La Quica had a short speech prepared in Spanish: "I'd just like to say that God and the government know I'm innocent. Thank you very much, and God bless you."
Judge Johnson gave him ten life sentences. Plus 45 years.
In 1995, Attorney General Janet Reno presented the Exceptional Service award, the Justice Department's highest honor, to prosecutors Pollak and Wilkinson and lead DEA agent Sam Trotman for their efforts in the Muñoz Mosquera case.
Pollak is now a federal magistrate judge. Wilkinson went on to play a principal role in the prosecutions of Timothy McVeigh and Terry Nichols and is now in private practice. Neither one responded to requests for comment about Muñoz Mosquera. Agent Trotman declined comment, too, saying that he needed to obtain clearance from his superiors.
Fred Whitehurst is now the director of the Forensic Justice Project, a nonprofit watchdog group that investigates crime-lab blunders. In 1997, on the day the Inspector General's report on the FBI lab came out, "I was put on administrative leave and kicked out of the building," he says. "A year later I settled a lawsuit with the FBI. It was just like I'd retired at 57. I thought it was a retirement, anyway -- until I walked out and realized they'd snookered the paperwork and put it out as a resignation."
According to Whitehurst, problems at the FBI lab continue. "[Retiring director] Louis Freeh turned the FBI from a billion-dollar-a-year enterprise to a three-billion-dollar-a-year enterprise, but none of that money was set aside for oversight," he says. "I worked the highest-profile cases the bureau had when I was there, and I tell you, the pressure to come up with the 'right' results was phenomenal. You get to a point where you have to establish your own morality."
Smashing the Medellín and Cali cartels is considered one of the great successes of the drug war, yet the cartels' demise failed to arrest the flow of drugs and violence in Colombia. It merely changed the shape of the business. Now the drug trade is controlled by smaller, more elusive groups with intimate ties to Marxist guerrillas or right-wing paramilitary movements. Some of these players were boosted into prominence by their vigilante efforts -- aided by American training and equipment -- in the crusade against Escobar.
"Colombia is reaping the whirlwind," says Bruce Bagley, a professor of international studies at the University of Miami who writes frequently on narco-politics. "There are benefits, certainly, to dismantling two of the largest criminal organizations ever seen on the face of the earth. But what we didn't anticipate were the unintended consequences of leaving a vacuum. Rather than the traditional cartels, we have the chaos that is now Colombia. The guerrillas and the paramilitaries are all fed by drug money."

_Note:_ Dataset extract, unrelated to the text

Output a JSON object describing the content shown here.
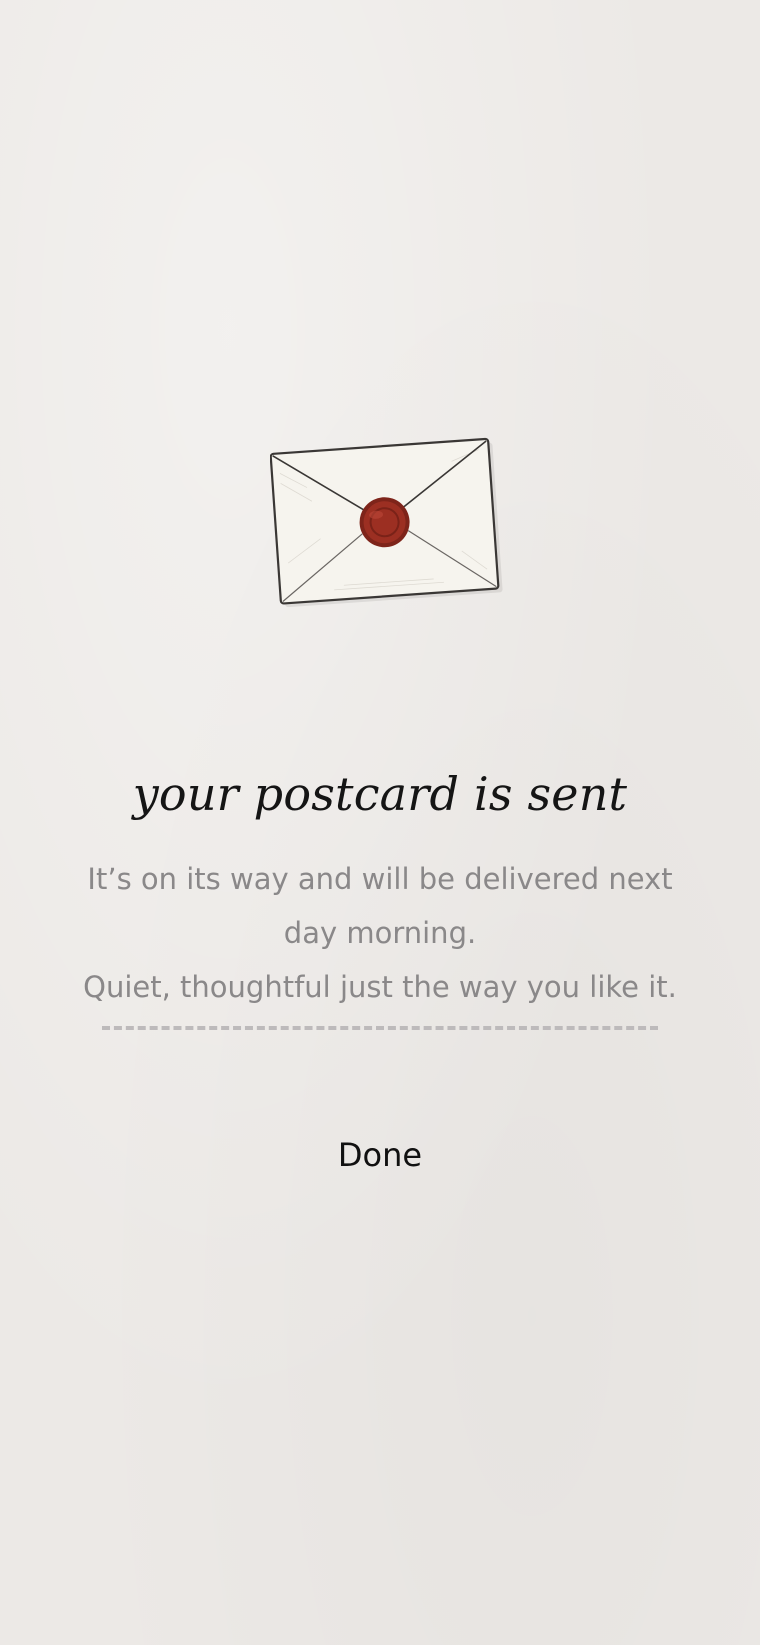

Dandenis Muñoz Mosquera sits in a glass booth at ADX, serving ten lifetimes for crimes that officials in his own country say were committed by others. It's as if France had convicted John Doe Number Two, a terrorist the FBI says does not exist, for killing a Frenchman in the Oklahoma City bombing.
La Quica still can't believe it. He has documents. He has alibis. Nobody will listen to him. "They didn't care that I hadn't committed any crimes," he says. "They just wanted to use me...It's only in this country that they put those charges against me, because they thought I could lead them to Escobar...These other people confessed. The Colombian government made an investigation and determined those confessions were correct."